The film will inevitably bring back to mind Steven Spielberg’s award-winning film Schindler’s List, about a German industrialist who saved more than a thousand mostly Polish–Jewish refugees from the Holocaust. In One Life the children who are saved are also from Eastern Europe — from what used to be Czechoslovakia — and the reconstruction of the real life events is rendered with utmost grace. What makes the story about the ‘British Schindler’ even more extraordinary is not only connected to his efforts of the years 1938-1939, but what happened fifty years later. During the Eighties, a BBC television programme called That’s Life! shared his incredible story and reconnected him with some of the children he saved.
The British film director James Hawes finds the proper approach in bringing this story to the big screen. His work has ranged across high-end period pieces and prime-time adventure dramas, for networks on both sides of the pond. Hence, he masters a universal grasp in conveying uplifting stories of bygone eras that can still inspire our modern time.
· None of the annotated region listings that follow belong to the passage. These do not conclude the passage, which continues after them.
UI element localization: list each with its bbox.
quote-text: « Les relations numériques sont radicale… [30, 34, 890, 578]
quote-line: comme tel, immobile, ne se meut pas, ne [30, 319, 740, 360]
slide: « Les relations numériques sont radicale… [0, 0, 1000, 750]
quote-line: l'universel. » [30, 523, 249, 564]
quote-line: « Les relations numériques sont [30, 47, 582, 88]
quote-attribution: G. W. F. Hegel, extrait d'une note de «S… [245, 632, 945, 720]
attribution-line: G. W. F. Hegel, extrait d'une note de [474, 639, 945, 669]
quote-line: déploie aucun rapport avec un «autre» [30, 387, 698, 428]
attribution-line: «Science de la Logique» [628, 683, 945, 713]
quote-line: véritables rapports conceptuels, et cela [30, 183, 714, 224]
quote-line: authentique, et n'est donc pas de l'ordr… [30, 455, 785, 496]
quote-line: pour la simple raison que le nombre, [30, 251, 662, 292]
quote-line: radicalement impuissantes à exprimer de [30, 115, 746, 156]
One Life craftily adapts the biography If It’s Not Impossible…The Life of Sir Nicholas Winton written by Barbara Winton, daughter of the humanitarian. She sifted through her father’s papers and talked to family and friends to construct a detailed account of his whole life. Just like the inspiring book, the film uses some of Nicky Winton’s words, to convey the atmosphere of many of his challenging feats. The picture has an exceptional way of exploring the influences on the protagonist’s character, as well as the historical events he was caught up in. The narrative choice of proceeding on two parallel temporal dimensions works effectively. The two distant narrative arcs, fully capture the benevolent nature of the protagonist who experiences his deeds in his youth and his old age as the most natural and unheroic matters, showing us how they are duties we should give for granted.
One Life is an epic story of courage and compassion, that bestows an inspirational message of how any human being has the potential to change the world for the better. Still today, the world is experiencing warfare and global conflicts and true stories like the one of Nicky Winton — that are shared through the cinematic medium — come through as aspirational. Stories like these still makes us believe, more than ever, in humanity.